The following limit represents the derivative of a function $f$ at a point $a$. Evaluate the limit.
$\lim\limits_{h \to 0 } \frac{\sin^2\left(\frac\pi 4+h \right)-\frac 1 2} h$
The following limit represents the derivative of a function $f$ at a point $a$. Evaluate the limit.
$\lim\limits_{h \to 0 } \frac{\sin^2\left(\frac\pi 4+h \right)-\frac 1 2} h$
Write the limit as
$\mathop {\lim }\limits_{h \to 0} \frac{{2{{\sin }^2}\left( {\frac{\pi }{4} + h} \right) - 1}}{{2h}}$
Now use $2{\sin ^2}x - 1 = - \cos \left( {2x} \right)$
Thus
$=\mathop {\lim }\limits_{h \to 0} \frac{{-\cos \left( {\frac{\pi }{2} + 2h} \right)}}{{2h}}$
$ = \mathop {\lim }\limits_{h \to 0} \frac{{\sin \left( {2h} \right)}}{{2h}} = 1$
Let $f(x)=\sin^2x$. We have, $f^{\prime}(x)=2\sin x\cos x$. In the other hand \begin{equation} \begin{array}{lll} \lim_{h\rightarrow 0}\frac{\sin^2\left(\frac{\pi}{4}+h\right)-\frac{1}{2}}{h}&=&\lim_{h\rightarrow 0}\frac{f\left(\frac{\pi}{4}+h\right)-f\left(\frac{\pi}{4}\right)}{h}\\ &=&f^{\prime}(\pi/2)\\ &=&2\sin(\pi/4)\cos(\pi/4)\\ &=&2(1/\sqrt{2})(1/\sqrt{2})=1. \end{array} \end{equation}
I interpret the hint as asking you to identify the function and where the derivative is taken. There are a couple of natural choices.

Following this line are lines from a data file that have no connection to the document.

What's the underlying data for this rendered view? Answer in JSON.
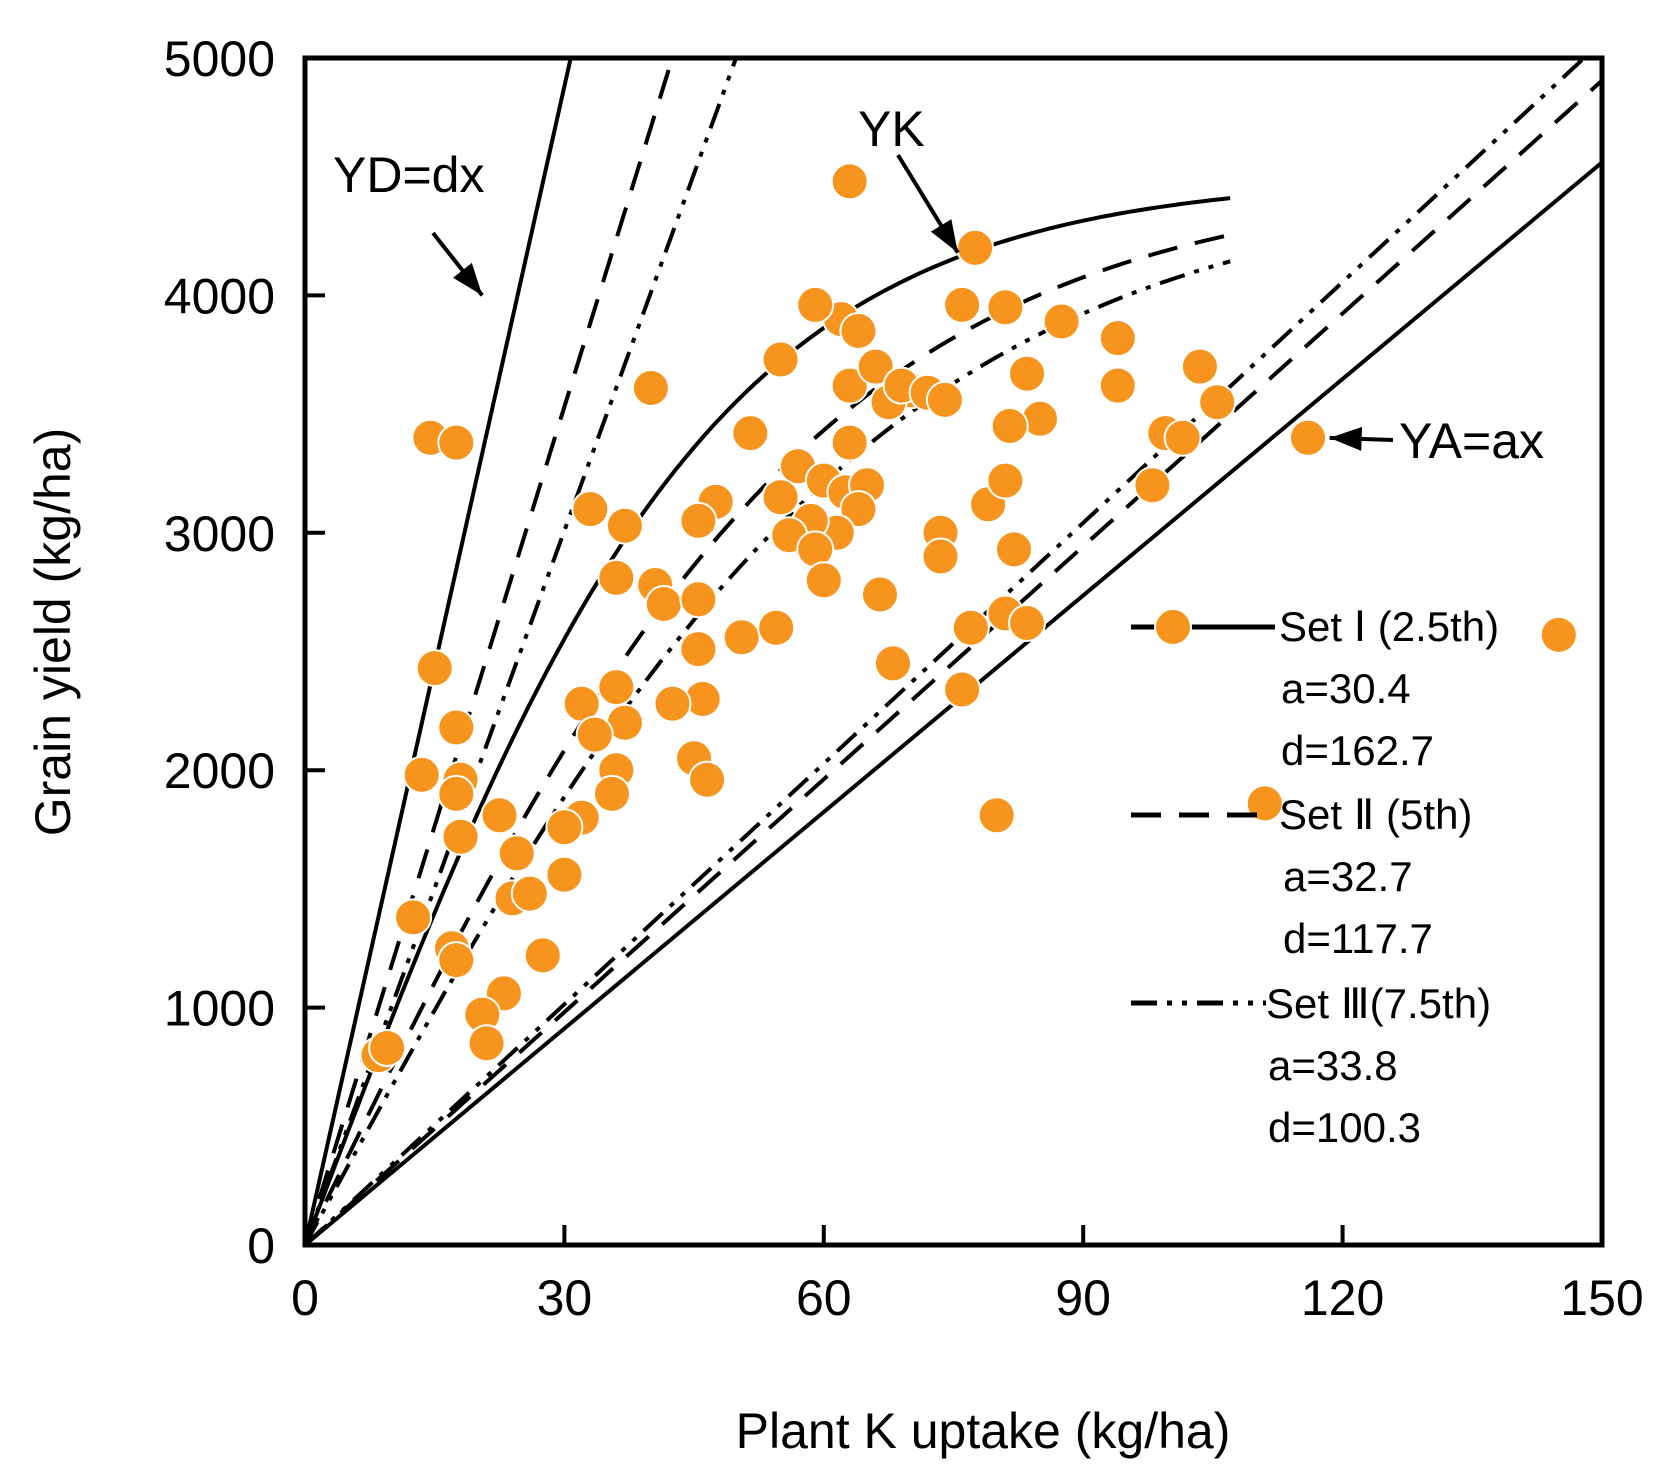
{
  "chart_data": {
    "type": "scatter",
    "xlabel": "Plant K uptake (kg/ha)",
    "ylabel": "Grain yield (kg/ha)",
    "xlim": [
      0,
      150
    ],
    "ylim": [
      0,
      5000
    ],
    "xticks": [
      0,
      30,
      60,
      90,
      120,
      150
    ],
    "yticks": [
      0,
      1000,
      2000,
      3000,
      4000,
      5000
    ],
    "grid": false,
    "marker_color": "#f7941d",
    "line_color": "#000000",
    "annotations": [
      {
        "text": "YD=dx",
        "points_to": [
          20.5,
          4000
        ]
      },
      {
        "text": "YK",
        "points_to": [
          75.5,
          4180
        ]
      },
      {
        "text": "YA=ax",
        "points_to": [
          118.5,
          3400
        ]
      }
    ],
    "legend": {
      "position": "right",
      "entries": [
        {
          "label": "Set Ⅰ (2.5th)",
          "a_label": "a=30.4",
          "d_label": "d=162.7",
          "style": "solid"
        },
        {
          "label": "Set Ⅱ (5th)",
          "a_label": "a=32.7",
          "d_label": "d=117.7",
          "style": "dashed"
        },
        {
          "label": "Set Ⅲ(7.5th)",
          "a_label": "a=33.8",
          "d_label": "d=100.3",
          "style": "dashdotdot"
        }
      ]
    },
    "series": [
      {
        "name": "Set Ⅰ (2.5th)",
        "style": "solid",
        "a": 30.4,
        "d": 162.7,
        "ymax": 4500
      },
      {
        "name": "Set Ⅱ (5th)",
        "style": "dashed",
        "a": 32.7,
        "d": 117.7,
        "ymax": 4500
      },
      {
        "name": "Set Ⅲ(7.5th)",
        "style": "dashdotdot",
        "a": 33.8,
        "d": 100.3,
        "ymax": 4500
      }
    ],
    "scatter_points": [
      [
        63,
        4480
      ],
      [
        77.5,
        4200
      ],
      [
        62,
        3900
      ],
      [
        70,
        3600
      ],
      [
        76,
        3960
      ],
      [
        81,
        3950
      ],
      [
        87.5,
        3890
      ],
      [
        94,
        3820
      ],
      [
        103.5,
        3700
      ],
      [
        94,
        3620
      ],
      [
        83.5,
        3670
      ],
      [
        85,
        3480
      ],
      [
        81.5,
        3450
      ],
      [
        105.5,
        3550
      ],
      [
        99.5,
        3420
      ],
      [
        101.5,
        3400
      ],
      [
        98,
        3200
      ],
      [
        116,
        3400
      ],
      [
        145,
        2570
      ],
      [
        111,
        1860
      ],
      [
        80,
        1810
      ],
      [
        76,
        2340
      ],
      [
        77,
        2600
      ],
      [
        81,
        2660
      ],
      [
        83.5,
        2620
      ],
      [
        82,
        2930
      ],
      [
        79,
        3120
      ],
      [
        81,
        3220
      ],
      [
        73.5,
        3000
      ],
      [
        73.5,
        2900
      ],
      [
        68,
        2450
      ],
      [
        66.5,
        2740
      ],
      [
        55,
        3730
      ],
      [
        59,
        3960
      ],
      [
        40,
        3610
      ],
      [
        51.5,
        3420
      ],
      [
        57,
        3280
      ],
      [
        63,
        3380
      ],
      [
        60,
        3220
      ],
      [
        62.5,
        3170
      ],
      [
        65,
        3200
      ],
      [
        64,
        3100
      ],
      [
        61.5,
        3000
      ],
      [
        58.5,
        3050
      ],
      [
        56,
        2990
      ],
      [
        55,
        3150
      ],
      [
        59,
        2930
      ],
      [
        60,
        2800
      ],
      [
        63,
        3620
      ],
      [
        64,
        3850
      ],
      [
        66,
        3700
      ],
      [
        67.5,
        3550
      ],
      [
        69,
        3620
      ],
      [
        72,
        3590
      ],
      [
        74,
        3560
      ],
      [
        47.5,
        3130
      ],
      [
        45.5,
        3050
      ],
      [
        33,
        3100
      ],
      [
        37,
        3030
      ],
      [
        36,
        2810
      ],
      [
        40.5,
        2780
      ],
      [
        41.5,
        2700
      ],
      [
        45.5,
        2720
      ],
      [
        45.5,
        2510
      ],
      [
        50.5,
        2560
      ],
      [
        54.5,
        2600
      ],
      [
        46,
        2300
      ],
      [
        42.5,
        2280
      ],
      [
        45,
        2050
      ],
      [
        46.5,
        1960
      ],
      [
        36,
        2350
      ],
      [
        37,
        2200
      ],
      [
        36,
        2000
      ],
      [
        35.5,
        1900
      ],
      [
        32,
        2280
      ],
      [
        33.5,
        2150
      ],
      [
        32,
        1800
      ],
      [
        30,
        1760
      ],
      [
        30,
        1560
      ],
      [
        27.5,
        1220
      ],
      [
        22.5,
        1810
      ],
      [
        24.5,
        1650
      ],
      [
        24,
        1460
      ],
      [
        26,
        1480
      ],
      [
        23,
        1060
      ],
      [
        20.5,
        970
      ],
      [
        21,
        850
      ],
      [
        14.5,
        3400
      ],
      [
        17.5,
        3380
      ],
      [
        15,
        2430
      ],
      [
        17.5,
        2180
      ],
      [
        18,
        1960
      ],
      [
        17.5,
        1900
      ],
      [
        18,
        1720
      ],
      [
        13.5,
        1980
      ],
      [
        12.5,
        1380
      ],
      [
        17,
        1250
      ],
      [
        17.5,
        1200
      ],
      [
        8.5,
        800
      ],
      [
        9.5,
        830
      ]
    ]
  }
}
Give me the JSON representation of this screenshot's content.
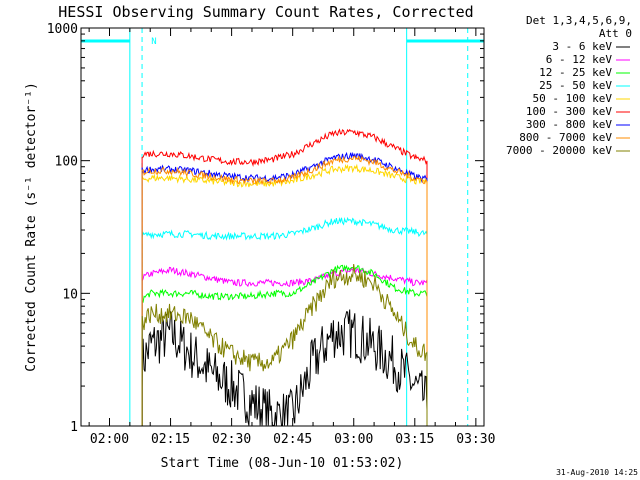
{
  "chart_data": {
    "type": "line",
    "title": "HESSI Observing Summary Count Rates, Corrected",
    "xlabel": "Start Time (08-Jun-10 01:53:02)",
    "ylabel": "Corrected Count Rate (s⁻¹ detector⁻¹)",
    "yscale": "log",
    "ylim": [
      1,
      1000
    ],
    "xlim": [
      "01:53",
      "03:32"
    ],
    "x_ticks": [
      "02:00",
      "02:15",
      "02:30",
      "02:45",
      "03:00",
      "03:15",
      "03:30"
    ],
    "y_ticks": [
      "1",
      "10",
      "100",
      "1000"
    ],
    "legend_header": [
      "Det 1,3,4,5,6,9,",
      "Att 0"
    ],
    "legend_position": "right, outside plot",
    "x_times": [
      "02:08",
      "02:10",
      "02:15",
      "02:20",
      "02:25",
      "02:30",
      "02:35",
      "02:40",
      "02:45",
      "02:50",
      "02:55",
      "03:00",
      "03:05",
      "03:10",
      "03:15",
      "03:18"
    ],
    "series": [
      {
        "name": "3 - 6 keV",
        "color": "#000000",
        "values": [
          3,
          4,
          5,
          3.5,
          2.5,
          2,
          1.5,
          1.2,
          1.2,
          3,
          5,
          5,
          4,
          3,
          2,
          1.5
        ]
      },
      {
        "name": "6 - 12 keV",
        "color": "#ff00ff",
        "values": [
          13,
          14,
          15,
          14,
          13,
          12,
          12,
          12,
          12,
          12.5,
          14,
          15,
          14,
          13,
          12,
          12
        ]
      },
      {
        "name": "12 - 25 keV",
        "color": "#00ff00",
        "values": [
          9,
          10,
          10,
          10,
          9.5,
          9.5,
          9.5,
          10,
          10,
          12,
          15,
          16,
          14,
          11,
          10,
          10
        ]
      },
      {
        "name": "25 - 50 keV",
        "color": "#00ffff",
        "values": [
          27,
          28,
          28,
          28,
          27,
          27,
          27,
          27,
          28,
          31,
          35,
          35,
          33,
          30,
          29,
          28
        ]
      },
      {
        "name": "50 - 100 keV",
        "color": "#ffd700",
        "values": [
          72,
          74,
          74,
          72,
          70,
          68,
          67,
          67,
          70,
          78,
          86,
          88,
          84,
          76,
          70,
          70
        ]
      },
      {
        "name": "100 - 300 keV",
        "color": "#ff0000",
        "values": [
          112,
          113,
          113,
          108,
          102,
          98,
          98,
          102,
          112,
          135,
          160,
          165,
          150,
          125,
          105,
          100
        ]
      },
      {
        "name": "300 - 800 keV",
        "color": "#0000ff",
        "values": [
          84,
          86,
          86,
          84,
          80,
          76,
          74,
          74,
          78,
          90,
          105,
          110,
          102,
          88,
          76,
          72
        ]
      },
      {
        "name": "800 - 7000 keV",
        "color": "#ff8c00",
        "values": [
          82,
          84,
          84,
          80,
          76,
          72,
          70,
          70,
          74,
          86,
          100,
          105,
          98,
          84,
          74,
          70
        ]
      },
      {
        "name": "7000 - 20000 keV",
        "color": "#808000",
        "values": [
          6,
          7,
          7,
          6.5,
          4.5,
          3.5,
          3,
          3,
          4.5,
          8,
          13,
          14,
          12,
          7,
          4,
          3.5
        ]
      }
    ],
    "flag_bars": [
      {
        "start": "01:53",
        "end": "02:05",
        "color": "#00ffff"
      },
      {
        "start": "03:13",
        "end": "03:32",
        "color": "#00ffff"
      }
    ],
    "flag_letter": "N",
    "vertical_markers": [
      {
        "time": "02:05",
        "style": "solid",
        "color": "#00ffff"
      },
      {
        "time": "02:08",
        "style": "dashed",
        "color": "#00ffff"
      },
      {
        "time": "03:13",
        "style": "solid",
        "color": "#00ffff"
      },
      {
        "time": "03:28",
        "style": "dashed",
        "color": "#00ffff"
      }
    ],
    "timestamp": "31-Aug-2010 14:25"
  }
}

If you let $f(x)=\sin^2(\pi/4+x)$, your limit expression, directly from the definition of derivative, is $f'(0)$. Now calculate $f'(x)$ using the ordinary rules of differentiation, and find $f'(0)$.
Or else let $f(x)=\sin^2 x$. Then our limit is the derivative of $f(x)$ at $x=\pi/4$.